Тем временем я закончил повесть «Кража», и началось ее плавание по журналам. Александр Николаевич, доругивавший «Знамя», но до конца дней оставшийся его верным сотрудником и патриотом, подбил меня дать повесть для прочтения в «Знамя», и хотя я чувствовал, что повесть не их «профиля» и что сам же Александр Николаевич испереживается, когда повесть отвергнут, все же рукопись в этот журнал дал, а так как там была, да, кажется, и сохранилась привычка читать рукописи «снизу доверху», то есть почти от уборщицы начиная и главредом кончая, то вот и читали мою повесть долго, и любезно вернули, и я оказался с нею в «Новом мире», где «Кражу» чуть было не опубликовали. Да ведь судьба рукописи та же самая, что и человеческая судьба, — извилиста, прихотлива, часто зависит от «привходящих» обстоятельств. Словом, всё же дело с «Кражей» завершилось благополучно, и «мое сердце успокоилось» журналом «Сибирские огни».
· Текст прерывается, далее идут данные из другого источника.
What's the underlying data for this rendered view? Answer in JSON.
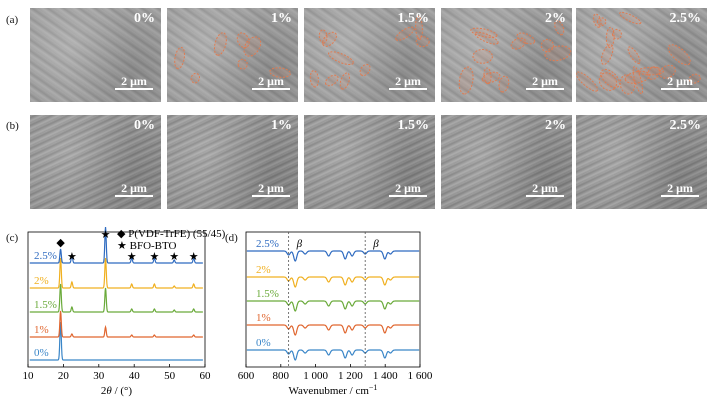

И те же журналы, которые «мурыжили и тянули резину», дружно откликнулись на опубликованную повесть хвалебными статьями, как бы извиняясь перед автором за свою нерешительность и редакционную рутину.
Однако Александр Николаевич на «Краже» не успокоился и, зная, что я впервые был напечатан в толстом столичном журнале, не в каком-нибудь, а в «Знамени», напирал на мои патриотические и благодарные чувства, просил новые рассказы, которые я в ту пору писал охотно. И такое ли переживание было ему оттого, что рассказы мне из «Знамени» возвращали. Я уж утешал его, говоря, что легких путей в литературе не бывает, что автор и не должен их, легкие-то, искать, просил не хлопотать за меня, так как печатали тогда мои вещи уже довольно широко, хотя и не без некоторой опаски и вмешательства в текст.